The good news about privacy is that eighty-four percent of us are concerned about privacy. The bad news is that we do not know what we mean.
Anne Wells Branscomb
The Great Migration
Last week we witnessed a modern age boycott movement with millions of users replacing Whatsapp with Signal or Telegram in protest against Whatsapp’s privacy policy changes, which people believed would allow data sharing with its parent company, Facebook. A few days later, the media clarified that not only was the update related to something else entirely, but that data sharing with Facebook has been happening since 2016 for a majority of users.
This episode is the perfect illustration of Branscomb’s quote. The public is confused. People feel someone’s taking something from them and using it for profit. Not only is this true, but it’s pretty much the business model of the internet as we know it, and it has been happening for years.
The web: a broken business model?
If we hold this as unacceptable, we need to acknowledge that the whole thing is broken, and we need to start paying to use search engines, maps, social networks, email services, browsers, video streaming platforms, productivity apps and, last but not least, to access media websites, both news and entertainment. I can hear you in the background: what about open source? There are wonderful projects out there, but can we really imagine what the internet would look like today if it wasn’t for the money poured into tech companies by investors? Where would we be if the entire web was donation-based?
Can advertising survive without our data?
So let’s assume for now that the advertising industry will keep financing most of our beloved services. Can’t they survive without our data?
They can – but not as efficiently. Segmenting the population using socio-demographic data and choosing target audiences is not something that was born with digital advertising – it’s what people in marketing and communication have been doing for ages. The difference now is that not only can they reach that target much more effectively, but they can also measure differences in the return of their investment when they fine-tune their audiences. So, in theory, everyone who owns a business can benefit from this.
What are we giving away, and to whom?
Going back to privacy. Where is the line crossed? Think of your browsing history from this morning. You read the news on ABC, went to Amazon, and checked your Gmail inbox.

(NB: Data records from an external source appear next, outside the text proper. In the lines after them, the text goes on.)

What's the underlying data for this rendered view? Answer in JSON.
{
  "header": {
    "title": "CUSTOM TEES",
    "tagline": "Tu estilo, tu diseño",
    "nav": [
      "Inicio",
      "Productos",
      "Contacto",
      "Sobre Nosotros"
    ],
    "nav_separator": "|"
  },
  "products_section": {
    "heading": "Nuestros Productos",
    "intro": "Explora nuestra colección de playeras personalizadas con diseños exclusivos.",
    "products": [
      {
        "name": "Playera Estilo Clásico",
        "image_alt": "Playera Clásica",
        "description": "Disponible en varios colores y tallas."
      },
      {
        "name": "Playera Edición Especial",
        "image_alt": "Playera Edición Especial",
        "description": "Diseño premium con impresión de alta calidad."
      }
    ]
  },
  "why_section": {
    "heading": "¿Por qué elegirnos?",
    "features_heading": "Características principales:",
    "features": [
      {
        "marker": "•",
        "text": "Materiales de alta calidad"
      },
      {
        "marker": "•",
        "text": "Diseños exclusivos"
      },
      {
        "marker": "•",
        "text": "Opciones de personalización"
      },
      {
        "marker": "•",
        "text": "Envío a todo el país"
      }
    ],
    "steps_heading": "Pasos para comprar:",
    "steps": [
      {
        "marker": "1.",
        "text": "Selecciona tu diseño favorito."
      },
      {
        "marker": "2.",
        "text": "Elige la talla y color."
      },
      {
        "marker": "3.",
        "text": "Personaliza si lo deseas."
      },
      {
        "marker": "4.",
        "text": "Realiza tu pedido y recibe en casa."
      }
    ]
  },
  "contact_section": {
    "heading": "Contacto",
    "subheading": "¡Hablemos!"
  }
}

In the first two, you might or might not log into a user account. Even if you don’t, you will see a message asking for your consent to collect browsing information – although this will not include any Personal Identifiable Information (PII), such as your name, phone number or email address. The same isn’t true for your inbox, which necessarily requires login. However, although they own it, Google’s promise is that they do not sell your PII. Note that If you do all of this browsing using Chrome, then Google automatically knows all about your browsing history.
This, by the way, makes Chrome’s third-party cookie ban all the more ironic. All major browsers are banning third-party cookies: bits of information that are created by domains other than the one you are visiting (hence the “third-party” designation) and that are placed on your browser to collect information about your behaviour across websites. This information is usually stored in platforms called DMPs – Data Management Platforms – marketplaces where companies can buy audiences for their ads. The third-party cookie phase out reflects society’s growing concerns about their privacy: when you enter a website and accept cookies, this should mean that that the company behind that particular website may use your data for specific purposes (stated in the consent declaration), rather than having it for sale in undisclosed ad platforms. However, what this means in practice is that segmentation and profiling power will be even more concentrated in the hands of the two giants: Google and Facebook.
And here’s where I come to my conclusion. Yes, it’s annoying to see companies profiting from their knowledge of what we do online, particularly when their ways to inform us and obtain our consent are all but transparent. However none of us seems predisposed to start paying for their services instead. Furthermore, as far as we know, our PII is still protected. What frightens me is not the business model, but the size of these data monopolies, how much power they hold, and how they can use it to influence policy-making to their own advantage – and this may include privacy regulation.
It’s scary that, as citizens, rather than demanding our governments for more regulation and control over competition, taxation and privacy, we just blame company executives or company policy – as if companies were created to safeguard social ethics rather than maximising profit. I accept there is no such thing as a free lunch, but I don’t accept the world to be ruled by a handful of CEOs.